Group applying for $800,000 grant this month


Child care proponents are applying for at least $800,000 in grants to open an infant/toddler care center in Clear Creek County.

An early care group — comprised of representatives from the county, the school district, and the rec district — is looking at an employer-based model so that each government entity can use the early care center as a recruiting tool.

The center’s capacity would be around 60 students. Once the center is open, the group hopes community members can use it as well, although exact details haven’t been worked out yet.

The early care group has asked the Clear Creek school board to use space in Building 103, however the board hasn’t committed yet, saying it needs to determine how to house Carlson Elementary there first.

As part of a grant application this month, the group has asked the three government entities for letters of support and a five-year commitment. It also asked the county for $100,000 to employ a coordinator, who would apply for grants and work on opening the center.

The Clear Creek Board of County Commissioners submitted a letter saying it was generally supportive, but still had a lot of unanswered questions. It didn’t commit any funds either, but said it’d take it under consideration.

During a Feb. 9 meeting, Commissioners Randy Wheelock and Sean Wood said they wanted to know how residents could take advantage of this proposed early care center, and whether its business plan would have measures to add capacity.

“There are too many unknowns to put something down on paper that will hold us to any kind of commitment,” Wood said.

Commissioner George Marlin also wanted the letter to express the county’s enthusiasm that it will work out these details with its partners in due course.

A child care desert

A 2019 survey found that Clear Creek was a veritable “day care desert,” as School District Superintendent Karen Quanbeck said on Feb. 1. Parents are making do with nannies, neighbors, friends and family members, with some watching their children themselves because they can’t afford child care.

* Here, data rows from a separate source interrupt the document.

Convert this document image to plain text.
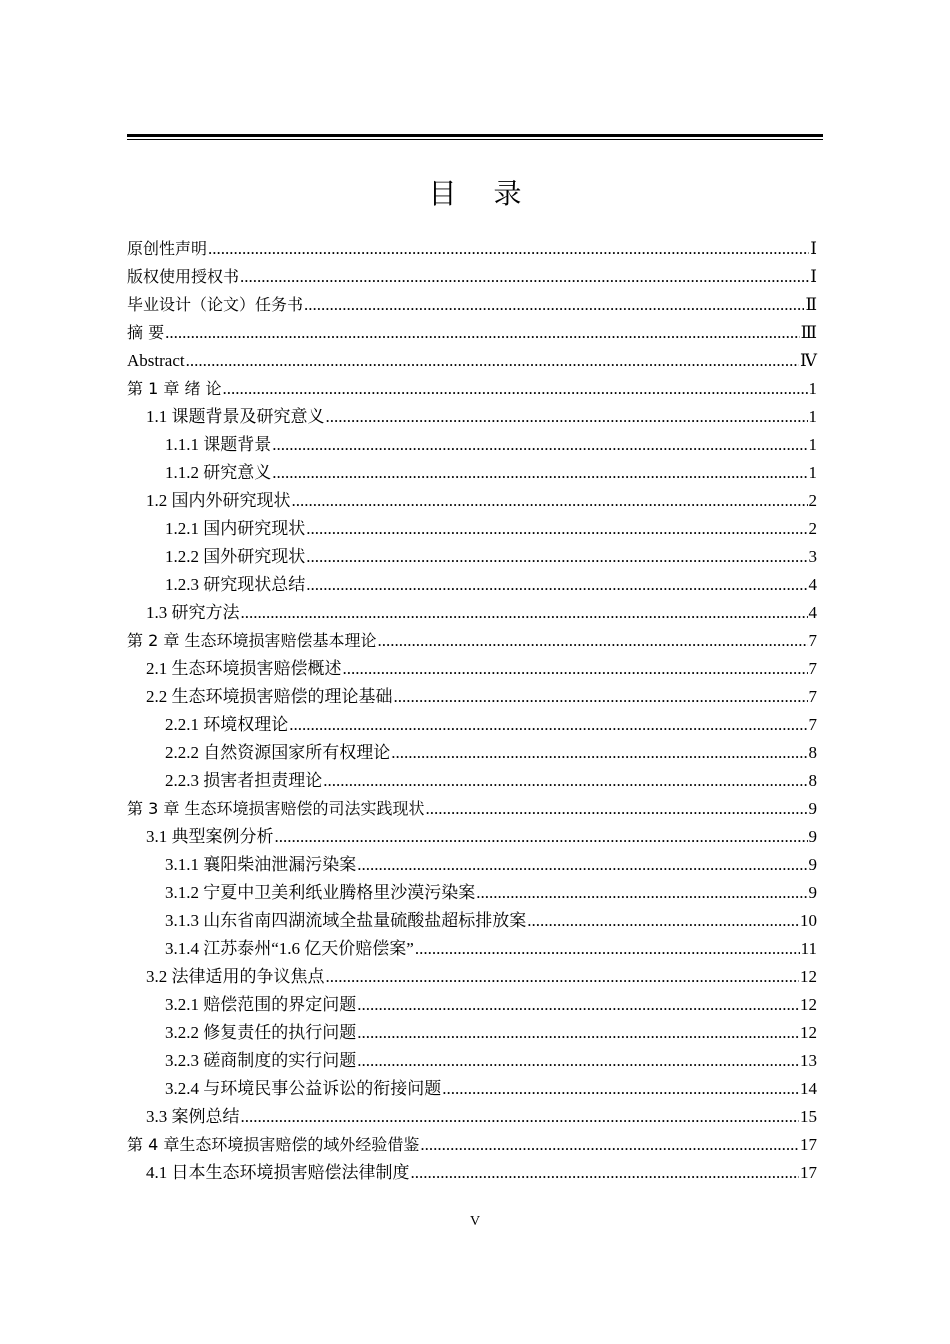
目 录
原创性声明 .....	Ⅰ
版权使用授权书 .....	Ⅰ
毕业设计（论文）任务书 .....	Ⅱ
摘 要 .....	Ⅲ
Abstract .....	Ⅳ
第 1 章 绪 论 .....	1
1.1 课题背景及研究意义 .....	1
1.1.1 课题背景 .....	1
1.1.2 研究意义 .....	1
1.2 国内外研究现状 .....	2
1.2.1 国内研究现状 .....	2
1.2.2 国外研究现状 .....	3
1.2.3 研究现状总结 .....	4
1.3 研究方法 .....	4
第 2 章 生态环境损害赔偿基本理论 .....	7
2.1 生态环境损害赔偿概述 .....	7
2.2 生态环境损害赔偿的理论基础 .....	7
2.2.1 环境权理论 .....	7
2.2.2 自然资源国家所有权理论 .....	8
2.2.3 损害者担责理论 .....	8
第 3 章 生态环境损害赔偿的司法实践现状 .....	9
3.1 典型案例分析 .....	9
3.1.1 襄阳柴油泄漏污染案 .....	9
3.1.2 宁夏中卫美利纸业腾格里沙漠污染案 .....	9
3.1.3 山东省南四湖流域全盐量硫酸盐超标排放案 .....	10
3.1.4 江苏泰州“1.6 亿天价赔偿案” .....	11
3.2 法律适用的争议焦点 .....	12
3.2.1 赔偿范围的界定问题 .....	12
3.2.2 修复责任的执行问题 .....	12
3.2.3 磋商制度的实行问题 .....	13
3.2.4 与环境民事公益诉讼的衔接问题 .....	14
3.3 案例总结 .....	15
第 4 章生态环境损害赔偿的域外经验借鉴 .....	17
4.1 日本生态环境损害赔偿法律制度 .....	17
V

Thus, representatives from Clear Creek Metropolitan Recreation District, Clear Creek County and Clear Creek School District have been meeting over the last year to find a way to establish a local care center for infants and toddlers. The group has asked the school board for 4,600 square feet of space plus space for a playground, and it would need parking and drop-off space in Building 103, known as the former middle school.

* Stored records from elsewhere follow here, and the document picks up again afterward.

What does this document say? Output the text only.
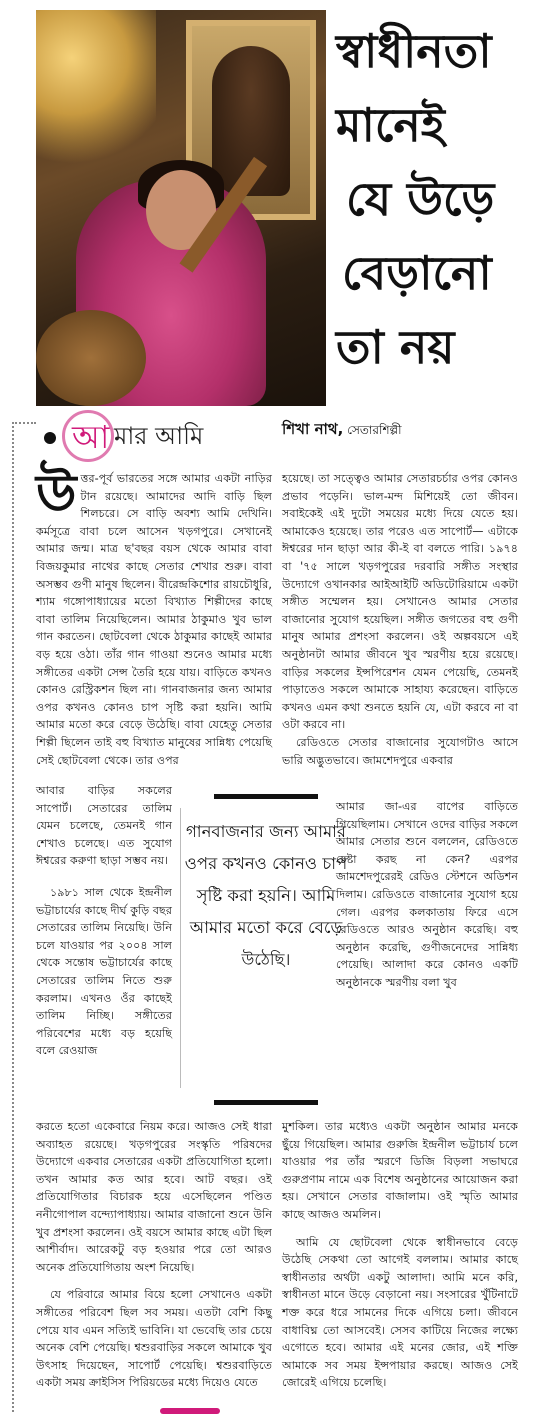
স্বাধীনতা
মানেই
যে উড়ে
বেড়ানো
তা নয়
আ মার আমি	শিখা নাথ, সেতারশিল্পী
উ ত্তর-পূর্ব ভারতের সঙ্গে আমার একটা নাড়ির টান রয়েছে। আমাদের আদি বাড়ি ছিল শিলচরে। সে বাড়ি অবশ্য আমি দেখিনি। কর্মসূত্রে বাবা চলে আসেন খড়গপুরে। সেখানেই আমার জন্ম। মাত্র ছ'বছর বয়স থেকে আমার বাবা বিজয়কুমার নাথের কাছে সেতার শেখার শুরু। বাবা অসম্ভব গুণী মানুষ ছিলেন। বীরেন্দ্রকিশোর রায়চৌধুরি, শ্যাম গঙ্গোপাধ্যায়ের মতো বিখ্যাত শিল্পীদের কাছে বাবা তালিম নিয়েছিলেন। আমার ঠাকুমাও খুব ভাল গান করতেন। ছোটবেলা থেকে ঠাকুমার কাছেই আমার বড় হয়ে ওঠা। তাঁর গান গাওয়া শুনেও আমার মধ্যে সঙ্গীতের একটা সেন্স তৈরি হয়ে যায়। বাড়িতে কখনও কোনও রেস্ট্রিকশন ছিল না। গানবাজনার জন্য আমার ওপর কখনও কোনও চাপ সৃষ্টি করা হয়নি। আমি আমার মতো করে বেড়ে উঠেছি। বাবা যেহেতু সেতার শিল্পী ছিলেন তাই বহু বিখ্যাত মানুষের সান্নিধ্য পেয়েছি সেই ছোটবেলা থেকে। তার ওপর

হয়েছে। তা সত্ত্বেও আমার সেতারচর্চার ওপর কোনও প্রভাব পড়েনি। ভাল-মন্দ মিশিয়েই তো জীবন। সবাইকেই এই দুটো সময়ের মধ্যে দিয়ে যেতে হয়। আমাকেও হয়েছে। তার পরেও এত সাপোর্ট— এটাকে ঈশ্বরের দান ছাড়া আর কী-ই বা বলতে পারি। ১৯৭৪ বা '৭৫ সালে খড়গপুরের দরবারি সঙ্গীত সংস্থার উদ্যোগে ওখানকার আইআইটি অডিটোরিয়ামে একটা সঙ্গীত সম্মেলন হয়। সেখানেও আমার সেতার বাজানোর সুযোগ হয়েছিল। সঙ্গীত জগতের বহু গুণী মানুষ আমার প্রশংসা করলেন। ওই অল্পবয়সে এই অনুষ্ঠানটা আমার জীবনে খুব স্মরণীয় হয়ে রয়েছে। বাড়ির সকলের ইন্সপিরেশন যেমন পেয়েছি, তেমনই পাড়াতেও সকলে আমাকে সাহায্য করেছেন। বাড়িতে কখনও এমন কথা শুনতে হয়নি যে, এটা করবে না বা ওটা করবে না।

রেডিওতে সেতার বাজানোর সুযোগটাও আসে ভারি অদ্ভুতভাবে। জামশেদপুরে একবার

আবার বাড়ির সকলের সাপোর্ট। সেতারের তালিম যেমন চলেছে, তেমনই গান শেখাও চলেছে। এত সুযোগ ঈশ্বরের করুণা ছাড়া সম্ভব নয়।

১৯৮১ সাল থেকে ইন্দ্রনীল ভট্টাচার্যের কাছে দীর্ঘ কুড়ি বছর সেতারের তালিম নিয়েছি। উনি চলে যাওয়ার পর ২০০৪ সাল থেকে সন্তোষ ভট্টাচার্যের কাছে সেতারের তালিম নিতে শুরু করলাম। এখনও ওঁর কাছেই তালিম নিচ্ছি। সঙ্গীতের পরিবেশের মধ্যে বড় হয়েছি বলে রেওয়াজ

আমার জা-এর বাপের বাড়িতে গিয়েছিলাম। সেখানে ওদের বাড়ির সকলে আমার সেতার শুনে বললেন, রেডিওতে চেষ্টা করছ না কেন? এরপর জামশেদপুরেরই রেডিও স্টেশনে অডিশন দিলাম। রেডিওতে বাজানোর সুযোগ হয়ে গেল। এরপর কলকাতায় ফিরে এসে রেডিওতে আরও অনুষ্ঠান করেছি। বহু অনুষ্ঠান করেছি, গুণীজনেদের সান্নিধ্য পেয়েছি। আলাদা করে কোনও একটি অনুষ্ঠানকে স্মরণীয় বলা খুব

গানবাজনার জন্য আমার ওপর কখনও কোনও চাপ সৃষ্টি করা হয়নি। আমি আমার মতো করে বেড়ে উঠেছি।

করতে হতো একেবারে নিয়ম করে। আজও সেই ধারা অব্যাহত রয়েছে। খড়গপুরের সংস্কৃতি পরিষদের উদ্যোগে একবার সেতারের একটা প্রতিযোগিতা হলো। তখন আমার কত আর হবে। আট বছর। ওই প্রতিযোগিতার বিচারক হয়ে এসেছিলেন পণ্ডিত ননীগোপাল বন্দ্যোপাধ্যায়। আমার বাজানো শুনে উনি খুব প্রশংসা করলেন। ওই বয়সে আমার কাছে এটা ছিল আশীর্বাদ। আরেকটু বড় হওয়ার পরে তো আরও অনেক প্রতিযোগিতায় অংশ নিয়েছি।

যে পরিবারে আমার বিয়ে হলো সেখানেও একটা সঙ্গীতের পরিবেশ ছিল সব সময়। এতটা বেশি কিছু পেয়ে যাব এমন সত্যিই ভাবিনি। যা ভেবেছি তার চেয়ে অনেক বেশি পেয়েছি। শ্বশুরবাড়ির সকলে আমাকে খুব উৎসাহ দিয়েছেন, সাপোর্ট পেয়েছি। শ্বশুরবাড়িতে একটা সময় ক্রাইসিস পিরিয়ডের মধ্যে দিয়েও যেতে

মুশকিল। তার মধ্যেও একটা অনুষ্ঠান আমার মনকে ছুঁয়ে গিয়েছিল। আমার গুরুজি ইন্দ্রনীল ভট্টাচার্য চলে যাওয়ার পর তাঁর স্মরণে ডিজি বিড়লা সভাঘরে গুরুপ্রণাম নামে এক বিশেষ অনুষ্ঠানের আয়োজন করা হয়। সেখানে সেতার বাজালাম। ওই স্মৃতি আমার কাছে আজও অমলিন।

আমি যে ছোটবেলা থেকে স্বাধীনভাবে বেড়ে উঠেছি সেকথা তো আগেই বললাম। আমার কাছে স্বাধীনতার অর্থটা একটু আলাদা। আমি মনে করি, স্বাধীনতা মানে উড়ে বেড়ানো নয়। সংসারের খুঁটিনাটে শক্ত করে ধরে সামনের দিকে এগিয়ে চলা। জীবনে বাধাবিঘ্ন তো আসবেই। সেসব কাটিয়ে নিজের লক্ষ্যে এগোতে হবে। আমার এই মনের জোর, এই শক্তি আমাকে সব সময় ইন্সপায়ার করছে। আজও সেই জোরেই এগিয়ে চলেছি।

Developing the early care center will cost an estimated $1.2 million, and the group is applying for a state grant of up to $800,000. Because the three participating employers are government entities, the match is only 25%. If there were any private employers, it’d be 50%, Becky Dancer said at a Feb. 1 commissioners meeting.

Dancer, who is a CCSD representative in the early care group, said the school district sent out a Request for Interest for entities to operate the early care center. CCMRD was the only one that responded.

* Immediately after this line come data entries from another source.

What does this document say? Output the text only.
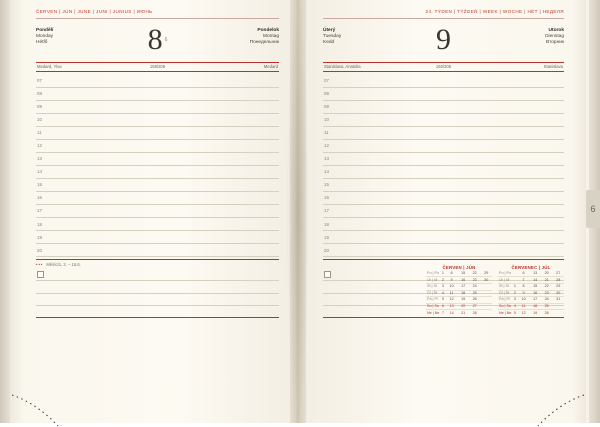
ČERVEN | JÚN | JUNE | JUNI | JUNIUS | ИЮНЬ
Pondělí
Monday
Hétfő	8 $^6$
Pondelok
Montag
Понедельник
Medard, Ylva	159/206	Medard
07
08
09
10
11
12
13
14
15
16
17
18
19
20
••• Měsíc/1, 2. – 15.6.
24. TÝDEN | TÝŽDEŇ | WEEK | WOCHE | HÉT | НЕДЕЛЯ
Úterý
Tuesday
Kedd	9	Utorok
Dienstag
Вторник
Stanislava, Anatolia	160/205	Stanislava
07
08
09
10
11
12
13
14
15
16
17
18
19
20
ČERVEN | JÚN
Po | Po	1	8	15	22	29
Út | Ut	2	9	16	23	30
St | St	3	10	17	24	
Čt | Št	4	11	18	25	
Pá | Pi	5	12	19	26	
So | So	6	13	20	27	
Ne | Ne	7	14	21	28	
ČERVENEC | JÚL
Po | Po		6	13	20	27
Út | Ut		7	14	21	28
St | St	1	8	15	22	29
Čt | Št	2	9	16	23	30
Pá | Pi	3	10	17	24	31
So | So	4	11	18	25	
Ne | Ne	5	12	19	26	
6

Cameron Marlin, CCMRD’s general manager, said operating an early care center would align with the district’s mission statement and current services. Additionally, it would foster a love of recreation among local children and be a recruiting tool for CCMRD staff.

“We’re happy and proud of what we have going with Kidz Korner, and we don’t want to compete with another provider,” Cameron Marlin said. “It could be a win-win for everybody.”

When asked how the center would balance serving the three employers versus the larger community, Dancer said those details will be worked out. She wasn’t sure whether county, school district and rec district employees would have priority, or whether it’d be open to everyone equally.

“Based on the (current) data … we wouldn’t be at capacity with the three employer groups,” Dancer continued.

County Manager Brian Bosshardt liked the prospect of using the early care center as a recruiting tool, but said, “There have to be guaranteed spots.”